Fig. 7:. CYB561A3 affects melanin levels in MNT-1.

(a) Overexpression of CYB561A3 significantly decreases melanin levels in MNT-1. Top panel shows photos of pigmentation levels of MNT-1 on the bottom of a 24-well plate. The MNT-1 were first treated with 150 μM phenylthiourea (PTU, inhibits the biosynthesis of melanin) for 9 days and then infected with lentivirus encoding GFP, TMEM138-GFP, CYB561A3-GFP or CD63-GFP for 7 days. CD63-GFP is a negative control which does not affect pigmentation. The p-values are calculated using two-sided Tukey’s test with adjustments for multiple comparisons (n = 12). (b) Confocal images of MNT-1 expressing CYB561A3-HA and immunostained with antibodies against the melanosomal marker TYRP1 (green) and HA (red). Scale bar: 10 μm. Bottom images represent the enlarged areas shown in blue boxes. Arrows point to regions of overlap (yellow) between CYB561A3-HA and TYRP1-positive cellular structures. Three independent experiments. (c) Quantification of the overlap between CYB561A3-HA and TYRP1 in MNT-1 (n = 10 cells from 3 independent experiments). (d) Volcano plot showing differentially expressed genes in CYB561A3-overexpressed MNT-1. The top 10 most differentially expressed genes were labeled. P was calculated by Wald’s test with multiple testing correction in DESeq2. (e) KEGG pathway analysis showed overexpression of CYB561A3 affects the expression of genes related to mitochondrial respiration and melanin production. (f) Overexpression of CYB561A3 affects the expression of genes related to melanosome and mitochondria function (n = 3).
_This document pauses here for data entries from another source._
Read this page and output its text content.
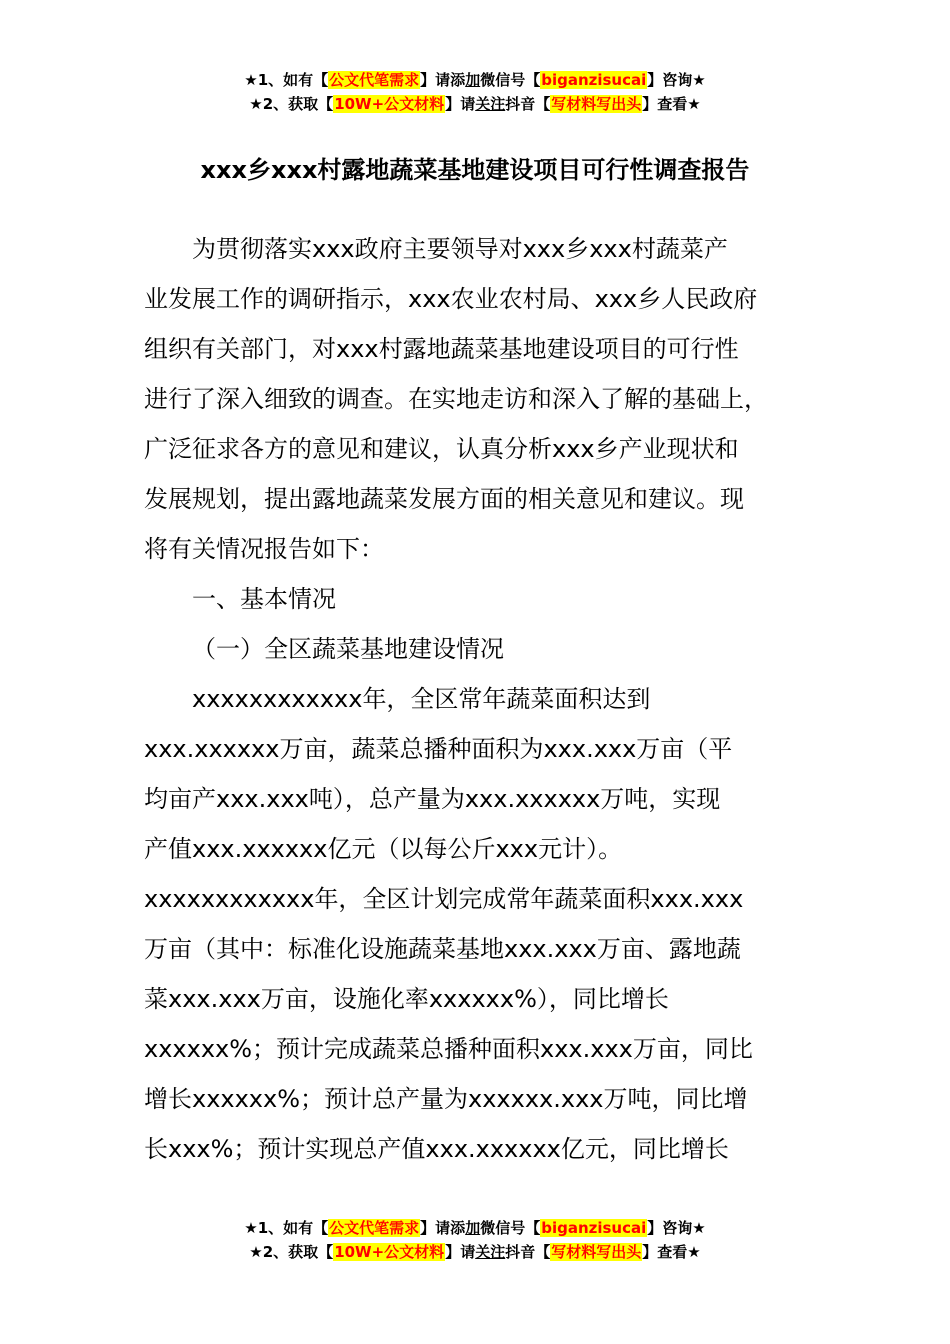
★1、如有【公文代笔需求】请添加微信号【biganzisucai】咨询★
★2、获取【10W+公文材料】请关注抖音【写材料写出头】查看★
xxx乡xxx村露地蔬菜基地建设项目可行性调查报告
为贯彻落实xxx政府主要领导对xxx乡xxx村蔬菜产
业发展工作的调研指示，xxx农业农村局、xxx乡人民政府
组织有关部门，对xxx村露地蔬菜基地建设项目的可行性
进行了深入细致的调查。在实地走访和深入了解的基础上，
广泛征求各方的意见和建议，认真分析xxx乡产业现状和
发展规划，提出露地蔬菜发展方面的相关意见和建议。现
将有关情况报告如下：
一、基本情况
（一）全区蔬菜基地建设情况
xxxxxxxxxxxx年，全区常年蔬菜面积达到
xxx.xxxxxx万亩，蔬菜总播种面积为xxx.xxx万亩（平
均亩产xxx.xxx吨），总产量为xxx.xxxxxx万吨，实现
产值xxx.xxxxxx亿元（以每公斤xxx元计）。
xxxxxxxxxxxx年，全区计划完成常年蔬菜面积xxx.xxx
万亩（其中：标准化设施蔬菜基地xxx.xxx万亩、露地蔬
菜xxx.xxx万亩，设施化率xxxxxx%），同比增长
xxxxxx%；预计完成蔬菜总播种面积xxx.xxx万亩，同比
增长xxxxxx%；预计总产量为xxxxxx.xxx万吨，同比增
长xxx%；预计实现总产值xxx.xxxxxx亿元，同比增长
★1、如有【公文代笔需求】请添加微信号【biganzisucai】咨询★
★2、获取【10W+公文材料】请关注抖音【写材料写出头】查看★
Genes involved in pigmentation were colored in black, and genes involved in mitochondrial function were colored in blue. (g) Volcano plot of differentially expressed genes in CYB561A3-knockout MNT-1. The top 10 differentially expressed genes were labeled, P was calculated by Wald’s test with multiple testing correction in DESeq2. (h) GO analysis showed that CYB561A3-knockout affects melanogenesis-related pathways. (i) Both knockout of CYB561A3 and deletion of enhancer E1 affect the expression of genes related to melanin production. Listed genes have p-values less than 0.05 based on DESeq2 (n = 3). For boxplots, central lines are median, with boxes extending from the 25th to the 75th percentiles. Whiskers further extend by ±1.5 times the interquartile range from the limits of each box. Data were presented as mean ± SEM.